Diese Wahl ist für mich die spannendste und wahrscheinlich wichtigste, der ich in meinem Leben bisher beiwohnen darf. Es wird eine historische Wahl sein, soviel ist sicher. Dazu trägt auch die Art und Weise bei, wie dieser Wahlkampf ausgetragen wird. Die E-motionalisierung der Massen durch die neuen Medien ist unglaublich. Doch ich finde es schwierig zu beurteilen wie weit sie wirklich geht. Ich habe den Eindruck, die „globale Internetgang“ ist völlig obamasiert. Doch der Obama-Twitterstrom ist international, anders als youtube, wo, wie mir scheint der amerikanische Wahlcontent dominiert. Aber wie aussagekräftig ist die globale Internetgang wirklich? Ich glaube, wir sollten uns nicht täuschen, das es auch in Amerika noch viele Menschen gibt, die nicht internetaddicted sind oder gar keinen Zugang zum Netz haben. Nicht ohne Grund lief der 30-minütige Werbespot im Fernsehen. Laut Statistik haben diesen 30 Millionen Amerikaner gesehen, auf Youtube haben ihn 1,3 Millionen Menschen der globalen Internetgang gesehen. Ich glaube auch, daß Internetwahlkampf ein sehr wichtiger Baustein ist, aber (noch) kein entscheidender. Vielleicht wird er speziell in diesem Wahlkampf DER entscheidende, wobei allerdings klar sein muss: nicht die globale Internetgang wählt den Präsidenten, sondern nur der amerikanische Teil.

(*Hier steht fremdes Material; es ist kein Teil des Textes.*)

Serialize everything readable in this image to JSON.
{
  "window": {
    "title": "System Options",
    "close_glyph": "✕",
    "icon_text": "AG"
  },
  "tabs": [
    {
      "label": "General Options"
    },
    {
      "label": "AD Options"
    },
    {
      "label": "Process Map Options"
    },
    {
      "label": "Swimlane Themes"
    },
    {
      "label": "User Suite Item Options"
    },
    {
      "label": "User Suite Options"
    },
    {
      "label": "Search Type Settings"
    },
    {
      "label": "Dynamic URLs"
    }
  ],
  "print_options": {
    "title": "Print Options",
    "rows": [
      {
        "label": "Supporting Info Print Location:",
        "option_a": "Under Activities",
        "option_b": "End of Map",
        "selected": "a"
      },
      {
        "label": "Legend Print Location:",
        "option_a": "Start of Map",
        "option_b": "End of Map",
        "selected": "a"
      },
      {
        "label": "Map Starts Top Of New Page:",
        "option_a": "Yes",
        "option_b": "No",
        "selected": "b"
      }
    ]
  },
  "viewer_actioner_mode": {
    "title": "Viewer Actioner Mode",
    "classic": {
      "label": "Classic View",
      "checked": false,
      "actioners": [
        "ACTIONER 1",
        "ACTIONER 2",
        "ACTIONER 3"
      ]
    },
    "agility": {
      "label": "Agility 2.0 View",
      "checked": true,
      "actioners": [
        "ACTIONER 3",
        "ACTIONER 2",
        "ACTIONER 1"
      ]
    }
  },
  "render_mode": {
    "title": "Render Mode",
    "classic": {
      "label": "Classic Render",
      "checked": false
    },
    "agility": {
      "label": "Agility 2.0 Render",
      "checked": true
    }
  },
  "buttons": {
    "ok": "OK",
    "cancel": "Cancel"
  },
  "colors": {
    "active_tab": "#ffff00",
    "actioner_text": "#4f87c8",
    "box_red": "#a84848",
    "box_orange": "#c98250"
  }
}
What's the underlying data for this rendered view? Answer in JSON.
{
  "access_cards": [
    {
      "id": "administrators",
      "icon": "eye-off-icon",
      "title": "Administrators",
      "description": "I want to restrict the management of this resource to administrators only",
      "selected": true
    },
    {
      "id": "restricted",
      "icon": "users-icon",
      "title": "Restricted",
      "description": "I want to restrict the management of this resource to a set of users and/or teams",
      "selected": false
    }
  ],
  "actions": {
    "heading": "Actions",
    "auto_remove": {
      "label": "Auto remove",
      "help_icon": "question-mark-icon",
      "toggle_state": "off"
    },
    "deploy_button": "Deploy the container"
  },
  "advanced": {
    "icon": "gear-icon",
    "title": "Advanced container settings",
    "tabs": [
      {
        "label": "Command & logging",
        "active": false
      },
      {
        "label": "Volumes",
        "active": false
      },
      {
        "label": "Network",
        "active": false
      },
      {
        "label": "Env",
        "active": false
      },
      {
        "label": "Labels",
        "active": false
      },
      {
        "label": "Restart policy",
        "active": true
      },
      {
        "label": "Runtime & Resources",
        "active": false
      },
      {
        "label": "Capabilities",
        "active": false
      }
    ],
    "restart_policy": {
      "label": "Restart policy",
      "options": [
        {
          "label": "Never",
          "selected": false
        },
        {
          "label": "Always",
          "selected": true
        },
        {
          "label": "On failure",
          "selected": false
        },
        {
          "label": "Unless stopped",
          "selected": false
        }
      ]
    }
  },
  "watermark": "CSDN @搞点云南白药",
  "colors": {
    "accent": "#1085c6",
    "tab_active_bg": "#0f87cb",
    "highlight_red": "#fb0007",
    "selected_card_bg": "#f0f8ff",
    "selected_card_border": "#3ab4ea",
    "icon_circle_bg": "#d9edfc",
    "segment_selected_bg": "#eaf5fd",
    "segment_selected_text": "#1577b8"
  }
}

Ausserdem finde ich, daß speziell dieser Wahlkampf kein Maßstab für die Zukunft sein kann. Die Mehrheit der Amerikaner sehnt sich so sehr das Ende der Bushregierung herbei, daß sich die Gefühle überschlagen. Das die USA knapp 150 Jahre nach Abschaffung der Sklaverei vor dem Moment stehen, einen Afroamerikaner zum Präsidenten zu wählen emotionalisiert zusätzlich. Doch um zu meinem Tweet zurückzukommen: Wo werden sich all diese Emotionen entladen, wenn entgegen aller Hoffnungen (auch unserer) Obama nicht gewählt wird? Die Beobachtung der Obamasierung hat bei mir genau diese Frage ausgelöst. Zuerst hatte ich nur Angst, das Obama etwas passieren könnte, wenn er gewählt wird, jetzt habe ich zusätzlich Befürchtungen, das es zu Ausschreitungen kommen könnte, wenn er nicht gewählt wird. All diese Enttäuschungen, diese aufgeheizte Stimmung, wie @denQuer schon sagt, eine Wahlniederlage wäre eine Katastrophe.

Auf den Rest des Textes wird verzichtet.